Review of "High-throughput, low- latency, and exactly-once stream processing with Apache Flink"

14 Sep 2015

Review of "High-throughput, low- latency, and exactly-once stream processing with Apache Flink"

In streaming system designs, micro-batching or discretized streaming has three inherent problems. 1) They change the programming model from pure streaming to micro-batching, which means, users can not compute on window data in periods other than multiples of the checkpoint interval and it cannot support count-based model required by many applications. 2) It's inherently tough for them to deal with back-pressure. 3) It has the hard latency limit introduced by mini batch window. Thus the author proposes Transactional updates represented by Google Cloud Dataflow and Distributed Snapshots represented by Apache Flink as the next generation streaming systems.

Google Cloud Data Flow which employs transactional updates paradigm, logs record deliveries together with updates to the state.

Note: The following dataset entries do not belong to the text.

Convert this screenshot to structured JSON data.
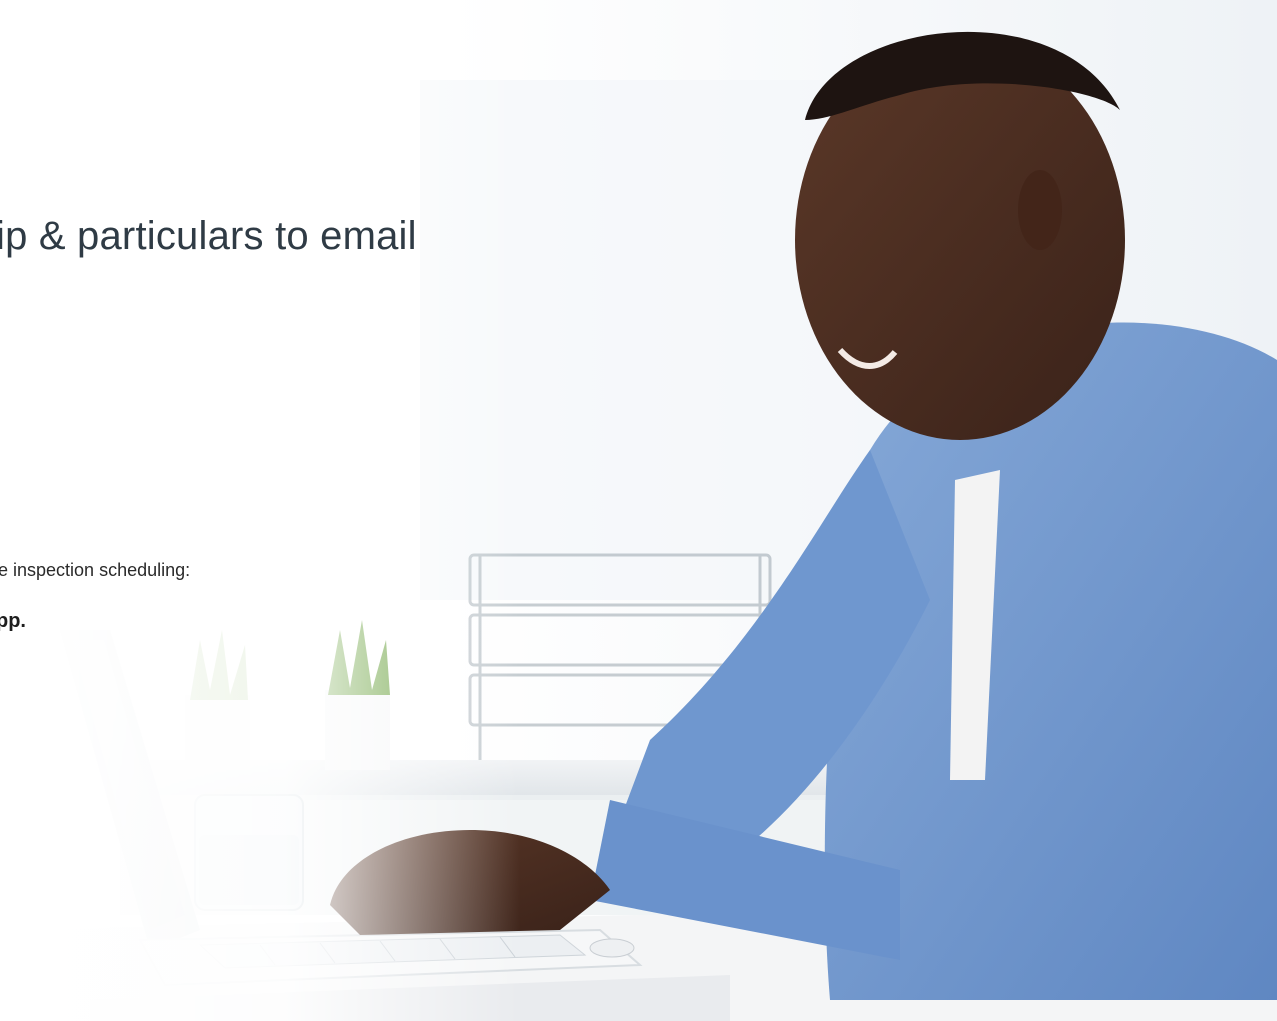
{
  "headline": "ip & particulars to email",
  "body_line": "e inspection scheduling:",
  "emphasis_line": "pp.",
  "scene": {
    "description_icon": "man-typing-laptop-photo",
    "shirt_color": "#6f97cf",
    "skin_color": "#4a2d22",
    "background_color": "#f4f7fa"
  }
}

So that if failure happens, state and record deliveries are repeated from the log. Apache Flink on the the other hand employs distributed snapshots paradigm. It draws a snapshot of all the states the streaming computation is in, including in-flight records and operator state. So when failure happens, it can restore from the latest snapshot from a durable storage. The implementation uses Chandy-Lamport algorithm, which guarantees exactly-once stream processing.

Although claiming high throughput, Flink actually needs to balance throughput with recovery time – the higher the throughput, the larger the "barrier" interval needs to be, thus it needs to store more information about current state.

Whether Flink will be influential in 10 years? I don't know yet, need to actually use it in some project to see how it actually works.